Jeremiah’s de@th was ruled a homic*de by the Office of the Chief Medical Examiner, who also recorded the cause of death as “homicidal violence of undetermined etiology.”

The details of the Oliver case, according to Martineau, are enough to trouble any parent.

Any incident involving a child “eats away at your soul. Additionally, in a situation like this when the body was on 190, something you pass by every day, it keeps coming to mind, said to Martineau. I passed that on the way to the courthouse today. It is constantly there.”

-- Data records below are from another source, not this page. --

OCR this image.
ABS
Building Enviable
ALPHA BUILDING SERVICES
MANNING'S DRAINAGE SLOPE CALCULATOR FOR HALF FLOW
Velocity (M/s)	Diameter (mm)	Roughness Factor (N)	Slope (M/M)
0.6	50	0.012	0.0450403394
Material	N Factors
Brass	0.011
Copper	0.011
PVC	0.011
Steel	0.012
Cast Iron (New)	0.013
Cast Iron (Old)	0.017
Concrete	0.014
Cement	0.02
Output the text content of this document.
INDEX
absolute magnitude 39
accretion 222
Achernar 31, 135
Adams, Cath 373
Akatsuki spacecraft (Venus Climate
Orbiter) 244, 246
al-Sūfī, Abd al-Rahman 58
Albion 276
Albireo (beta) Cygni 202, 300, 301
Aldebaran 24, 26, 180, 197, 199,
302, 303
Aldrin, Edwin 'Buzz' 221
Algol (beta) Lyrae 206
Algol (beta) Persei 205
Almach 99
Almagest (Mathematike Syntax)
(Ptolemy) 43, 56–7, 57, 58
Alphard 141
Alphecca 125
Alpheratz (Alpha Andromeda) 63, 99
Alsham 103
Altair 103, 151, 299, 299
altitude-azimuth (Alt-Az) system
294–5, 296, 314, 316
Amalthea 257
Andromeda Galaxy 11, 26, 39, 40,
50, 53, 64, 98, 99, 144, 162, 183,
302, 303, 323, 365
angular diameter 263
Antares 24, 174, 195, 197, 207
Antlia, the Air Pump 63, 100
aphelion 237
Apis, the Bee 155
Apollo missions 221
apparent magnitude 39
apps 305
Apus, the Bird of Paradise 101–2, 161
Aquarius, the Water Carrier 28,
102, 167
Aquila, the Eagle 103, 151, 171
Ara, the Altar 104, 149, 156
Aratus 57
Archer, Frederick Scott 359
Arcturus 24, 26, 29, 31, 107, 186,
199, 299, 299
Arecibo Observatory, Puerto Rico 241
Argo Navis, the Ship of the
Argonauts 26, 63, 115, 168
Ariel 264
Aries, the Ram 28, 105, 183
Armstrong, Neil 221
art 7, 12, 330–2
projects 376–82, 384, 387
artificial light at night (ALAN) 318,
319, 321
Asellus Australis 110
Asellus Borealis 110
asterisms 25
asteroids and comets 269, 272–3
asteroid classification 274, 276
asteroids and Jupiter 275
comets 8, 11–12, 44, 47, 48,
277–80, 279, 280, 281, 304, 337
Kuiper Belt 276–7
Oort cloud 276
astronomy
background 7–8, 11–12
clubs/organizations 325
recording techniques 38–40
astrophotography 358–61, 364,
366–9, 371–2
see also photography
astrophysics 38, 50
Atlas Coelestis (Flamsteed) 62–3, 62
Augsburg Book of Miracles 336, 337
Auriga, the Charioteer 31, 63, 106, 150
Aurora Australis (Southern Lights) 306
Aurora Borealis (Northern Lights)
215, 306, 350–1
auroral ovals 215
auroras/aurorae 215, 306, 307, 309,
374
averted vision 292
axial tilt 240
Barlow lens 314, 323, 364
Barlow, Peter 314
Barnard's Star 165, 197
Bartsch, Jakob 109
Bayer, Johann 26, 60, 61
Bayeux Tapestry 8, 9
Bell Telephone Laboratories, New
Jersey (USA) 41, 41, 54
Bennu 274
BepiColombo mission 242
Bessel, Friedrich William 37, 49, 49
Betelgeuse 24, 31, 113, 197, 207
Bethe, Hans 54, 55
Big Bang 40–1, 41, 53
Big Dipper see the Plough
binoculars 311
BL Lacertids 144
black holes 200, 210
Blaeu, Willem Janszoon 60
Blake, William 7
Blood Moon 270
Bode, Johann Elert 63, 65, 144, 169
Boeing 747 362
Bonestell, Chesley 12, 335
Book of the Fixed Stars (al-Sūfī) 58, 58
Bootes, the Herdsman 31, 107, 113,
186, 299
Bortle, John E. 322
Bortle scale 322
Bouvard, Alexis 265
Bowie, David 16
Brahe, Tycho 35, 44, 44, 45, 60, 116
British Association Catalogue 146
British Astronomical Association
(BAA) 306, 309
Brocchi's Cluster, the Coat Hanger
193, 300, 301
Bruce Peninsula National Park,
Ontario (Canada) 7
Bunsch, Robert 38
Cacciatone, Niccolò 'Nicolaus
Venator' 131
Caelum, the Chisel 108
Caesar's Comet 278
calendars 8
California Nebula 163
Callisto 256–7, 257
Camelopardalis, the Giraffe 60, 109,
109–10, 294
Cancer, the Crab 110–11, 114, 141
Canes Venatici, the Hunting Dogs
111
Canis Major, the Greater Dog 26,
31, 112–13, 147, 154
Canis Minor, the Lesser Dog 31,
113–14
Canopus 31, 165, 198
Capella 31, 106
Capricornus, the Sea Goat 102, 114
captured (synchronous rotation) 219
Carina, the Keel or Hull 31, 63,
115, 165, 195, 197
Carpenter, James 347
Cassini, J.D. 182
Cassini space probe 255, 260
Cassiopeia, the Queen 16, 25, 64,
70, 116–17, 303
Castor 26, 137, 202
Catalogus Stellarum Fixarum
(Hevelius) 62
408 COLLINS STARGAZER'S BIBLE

Mother Is Also Accused And Sentenced

In the days and years following the boy’s de@th, Sierra and the boy’s mother, Elsa Oliver, were charged with numerous offenses. Jeremiah and his siblings were the targets of some of the accusations. Both of them were accused of kidnapping and endangering a child. Both received prison terms.

But no one has been accused of the m*rder up until Wednesday. Authorities didn’t label the incident a homic*de until February 2016, or approximately two years after the body was discovered.

On September 14, 2013, Jeremiah was last observed by family members in his apartment at 276 Kimball St. in Fitchburg, where he shared a home with his mother. But the authorities didn’t get involved until December. The boy’s sister reported him missing to the school administration.

When it was discovered that the boy had not been seen for several months, the Fitchburg community reacted fast. Friends coordinated a neighborhood search and handed out posters with the boy’s photo on them.

Tracking dogs helped Fitchburg and state police search the area.

For failing to perform house inspections on the boy, a state Department of Child & Family Services employee assigned to the case and their supervisor were fired. A third DCF staffer received a warning.

Within days, Sierra and Else Oliver were accused of abusing children.

About 350 people attended the boy’s funer@l two weeks later at Rollstone Congregational Church in Fitchburg. Jose Oliver, Jeremiah’s father, who was at the time a resident of Connecticut, joined the mourners in honoring the young child who adored Spider-Man.

Martineau observed, “The case shook the city of Fitchburg’s conscience.” We, the 45,000 inhabitants of the city, used to be Jeremiah’s family, and now we are here, starting the healing process.

Sierra was charged with murder in connection with Oliver’s de@th on Thursday in Worcester Superior Court. He was also charged with disinterring a body in the indictment. To both counts, Sierra entered a not guilty plea in front of Superior Court Judge Karin M. Bell.

On May 25, Sierra was given the order to remain behind bars until her bail hearing.

The defense attorney Marissa Elkins and assistant district attorney Courtney Sans both attended the arraignment.

When questioned if Jeremiah now has a voice, Martineau responded, “We gave him a voice from the day this came to our attention.”

Martineau commended the state police, the office of Worcester County District Attorney Joseph D. Early Jr., as well as active and former Fitchburg Police Department investigators, on behalf of the city of Fitchburg and its citizens, for never giving up and carrying out their investigation.